O que é função social e boa-fé e como são usadas em processos contratuais
Paulo Doron explica que, atualmente, a função social é utilizada basicamente em duas situações: em ações movidas por clientes de planos de saúde e em contratos de crédito. Ele analisou mais de dez mil processos que se valem da terminologia para questionar contratos na Justiça.
Na primeira situação, por exemplo, quando surgem novos tratamentos ou medicamentos para alguma doença que não estão listados no contrato com o plano de saúde, como a função social é promover a saúde do contratante, a Justiça costuma decidir que a empresa arque com os custos. Ou seja, a função social acaba sobrepujando as especificidades do contrato.
Em contratos de crédito, a função social é invocada em ações que buscam promover a revisão de taxas de juros, do prazo de empréstimos ou, até mesmo, como forma de isentar uma das partes de arcar com todas as parcelas de um empréstimo.
A boa-fé, por sua vez, é invocada em situações nas quais uma das partes se comporta de maneira desleal no âmbito do contrato, prejudicando a outra parte. A comprovação deste tipo de ocorrência também pode ser usada para anular o contrato.
Uso frequente da terminologia justifica emprego pela Justiça
No caso da nova proposta do Código Civil, o uso da função social e da boa-fé salta, como já dito anteriormente, de duas para 33 possibilidades. Doron argumenta que, quanto mais presente na legislação, mais liberdade se dá ao Judiciário para utilizá-la. “Se a proposta populariza, aquilo deixa de ser exceção e vira regra”, disse.
Simone Sinis comenta que, na parte de obrigações e contratos, o artigo 421 do Código Civil proposto por Pacheco prevê que “a liberdade contratual será exercida nos limites da função social do contrato” e estabelece que as cláusulas que violem a função social serão nulas.

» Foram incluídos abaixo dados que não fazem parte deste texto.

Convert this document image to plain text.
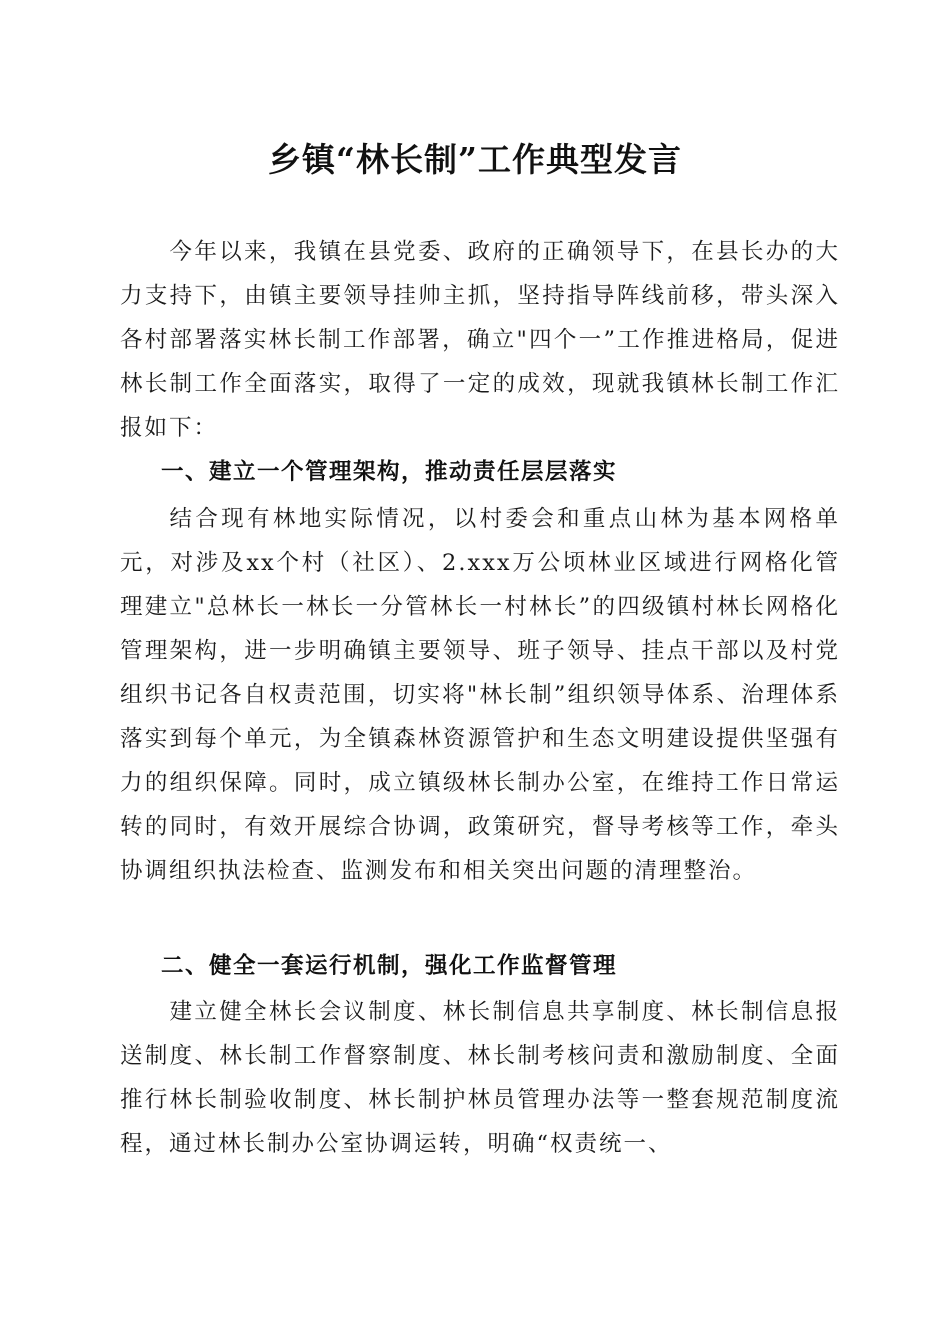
乡镇“林长制”工作典型发言

今年以来，我镇在县党委、政府的正确领导下，在县长办的大力支持下，由镇主要领导挂帅主抓，坚持指导阵线前移，带头深入各村部署落实林长制工作部署，确立"四个一”工作推进格局，促进林长制工作全面落实，取得了一定的成效，现就我镇林长制工作汇报如下：

一、建立一个管理架构，推动责任层层落实

结合现有林地实际情况，以村委会和重点山林为基本网格单元，对涉及xx个村（社区）、2.xxx万公顷林业区域进行网格化管理建立"总林长一林长一分管林长一村林长”的四级镇村林长网格化管理架构，进一步明确镇主要领导、班子领导、挂点干部以及村党组织书记各自权责范围，切实将"林长制”组织领导体系、治理体系落实到每个单元，为全镇森林资源管护和生态文明建设提供坚强有力的组织保障。同时，成立镇级林长制办公室，在维持工作日常运转的同时，有效开展综合协调，政策研究，督导考核等工作，牵头协调组织执法检查、监测发布和相关突出问题的清理整治。

二、健全一套运行机制，强化工作监督管理

建立健全林长会议制度、林长制信息共享制度、林长制信息报送制度、林长制工作督察制度、林长制考核问责和激励制度、全面推行林长制验收制度、林长制护林员管理办法等一整套规范制度流程，通过林长制办公室协调运转，明确“权责统一、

De acordo com a jurista, tal cláusula pode justificar que, em contratos de prestação de serviços, por exemplo, a ampliação da noção de função social pode levar à revisão de cláusulas livremente negociadas, como multas ou prazos, mesmo entre empresas com igual poder de barganha.
Outro exemplo é o de um contrato para fornecimento de insumos, firmado com preço fixo e prazo determinado. Diante de um pedido de revisão judicial por uma das partes — que alegue alteração nas “circunstâncias econômicas” ou desequilíbrio subjetivo —, haverá, necessariamente, revisão pelo Judiciário, desprestigiando a força do acordo entre as partes. “Isso pode inviabilizar o planejamento financeiro e comprometer cadeias produtivas inteiras”, argumenta.
VEJA TAMBÉM:
-

Juristas apontam falhas técnicas e insegurança jurídica no Código Civil de Pacheco
-

Código Civil de Pacheco dá superpoderes a juízes
Proposta de Código Civil não deixa claro quais são os critérios de paridade econômica
Segundo Vanderlei Garcia, o risco de aumento na judicialização decorre menos da abertura de “novas portas” na revisão do Código e mais de pontos de “fricção interpretativa”, como, por exemplo, onde começa e termina a função social aplicável a cada caso concreto.
Já no caso da paridade — medida de equidade de poder econômico entre as partes contratantes —, o ponto principal se refere aos “elementos concretos” que serão utilizados para demonstrar a assimetria econômica relevante.
Em relação à paridade, Simone Sinis também faz um alerta. De acordo com a jurista, o Código atual limita a revisão de contratos de adesão e cláusulas abusivas a situações em que a desvantagem é manifesta. “O projeto [do novo Código Civil] amplia o alcance desses dispositivos, abrindo margem para intervenção judicial também em contratos entre partes simétricas”, defende.
Ela ainda chama a atenção para os novos artigos 421-D e 421-E, que introduzem conceitos inéditos como “pluralidade negocial” e “conexidade contratual”, permitindo que juízes revisem não apenas o contrato em si, mas o conjunto de relações econômicas entre as partes — algo inexistente no Código Civil atual.